L'Espagne limoge son ambassadeur à Tel Aviv et réduit sa représentation diplomatique en Israël

L'Espagne a décidé de pérenniser le retrait temporaire de son ambassadeur en Israël. Le (BOE) publie ce mercredi le limogeage d'Ana Sálomon Pérez comme chef de la mission diplomatique à Tel Aviv. Le limogeage, convenu lors du dernier Conseil des ministres, signifie que l'Espagne laisse vacant le poste d'ambassadeur et abaisse sa représentation au niveau de chargé d'affaires.

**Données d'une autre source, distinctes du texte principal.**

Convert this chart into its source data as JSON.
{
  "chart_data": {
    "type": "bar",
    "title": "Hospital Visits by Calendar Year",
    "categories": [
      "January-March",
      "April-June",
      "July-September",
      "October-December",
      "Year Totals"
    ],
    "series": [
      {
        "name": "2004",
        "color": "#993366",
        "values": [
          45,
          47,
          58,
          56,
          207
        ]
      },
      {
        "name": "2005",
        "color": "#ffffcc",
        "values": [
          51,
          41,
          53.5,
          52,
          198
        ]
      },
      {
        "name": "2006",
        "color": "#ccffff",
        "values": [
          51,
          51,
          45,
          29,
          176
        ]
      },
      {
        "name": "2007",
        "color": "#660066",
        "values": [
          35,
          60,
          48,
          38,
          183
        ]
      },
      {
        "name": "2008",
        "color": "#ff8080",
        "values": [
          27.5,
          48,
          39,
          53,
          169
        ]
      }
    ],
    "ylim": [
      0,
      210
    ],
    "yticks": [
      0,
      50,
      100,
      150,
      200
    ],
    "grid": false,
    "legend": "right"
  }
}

Cette décision, à laquelle le ministère des Affaires étrangères avait résisté jusqu'à présent, place l'ambassade d'Espagne en Israël dans la même situation que l'ambassade d'Israël en Espagne, gouvernée par un chargé d'affaires depuis que le gouvernement de Benjamin Netanyahu a retiré son ambassadrice, Rodica Radian-Gordón, en mai 2024, après la reconnaissance de l'État palestinien.

À son tour, Sálomon a été convoquée à des consultations en septembre de l’année dernière, pour protester contre les insultes du chef de la diplomatie israélienne, Gideon Saar, qui a qualifié le gouvernement espagnol d’« antisémite », et depuis lors, elle est en Espagne. Son licenciement n'a aucun rapport avec sa direction, comme l'ont souligné des sources diplomatiques, et reflète la BOE elle-même, qui le remercie pour les services rendus. La décision, de nature politique, aggrave la crise diplomatique entre les deux pays et signifie que l'Espagne devra nommer un nouvel ambassadeur et demander l'approbation des autorités israéliennes lorsqu'elles souhaiteront normaliser les relations.

En revanche, la ministre de la Défense, Margarita Robles, a exclu que la frégate, arrivée ce mercredi à Chypre en escortant le porte-avions nucléaire français, l'accompagne dans sa nouvelle mission de réouverture du détroit d'Ormuz, annoncée par le président français Emmanuel Macron. « C'est une mission qui, si elle est évoquée par la France, est un problème pour la France, mais pour l'instant, au niveau international, elle n'a été soulevée ni au sein de l'OTAN ni dans l'Union européenne et, par conséquent, l'Espagne n'a rien à dire », a ajouté Robles, qui a ajouté que les forces armées espagnoles ne participeront jamais à une mission sans l'égide d'une organisation internationale.

Après avoir montré son respect pour les opérations que peut entreprendre la France, il a assuré que « la mission est ce qu'elle est : atteindre Chypre, comme nous y sommes arrivés, et être sur des missions de sécurité, de défense et de maintien de la paix ». Il a également exclu l'envoi de dragueurs de mines, compte tenu des nouvelles concernant l'exploitation minière du détroit d'Ormuz par l'Iran, affirmant que les navires de ce type de la marine espagnole opèrent déjà avec les flottes permanentes de l'OTAN. « Nous allons participer aux missions que nous effectuons et cela n'est pas prévu pour le moment », a-t-il souligné.

Le ministre de la Défense a justifié que l'envoi de la frégate à Chypre n'est pas soumis à l'approbation du Congrès en invoquant l'article 17.1 de la loi organique de la défense nationale de 2005, selon lequel, « pour ordonner des opérations à l'étranger qui ne sont pas directement liées à la défense de l'Espagne ou à l'intérêt national, le gouvernement procédera à une consultation préalable et obtiendra l'autorisation du Congrès des députés ». Il est ainsi tenu pour acquis que la protection du pays le plus oriental de l’UE est « directement » liée à l’intérêt national ou à la défense de l’Espagne.

Robles a visité le Commandement des opérations (Mops), depuis lequel il a tenu des vidéoconférences avec plusieurs contingents déployés à l'étranger. Il y a actuellement 4 512 militaires participant aux opérations de l’OTAN, de l’ONU ou de l’UE, un volume pratiquement sans précédent. La ministre a exprimé son inquiétude quant à la situation des près de 700 soldats espagnols déployés au sud du Liban, soumis aux bombardements continus et à une invasion terrestre des troupes israéliennes. Après s'être assuré que toutes les mesures de sécurité étaient adoptées, il a signalé qu'un avion A400M de l'Armée de l'Air a effectué avec succès un vol d'urgence vers Beyrouth, malgré la fermeture de son espace aérien, pour évacuer une soldate espagnole souffrant d'une grave maladie qui mettait sa vie en danger.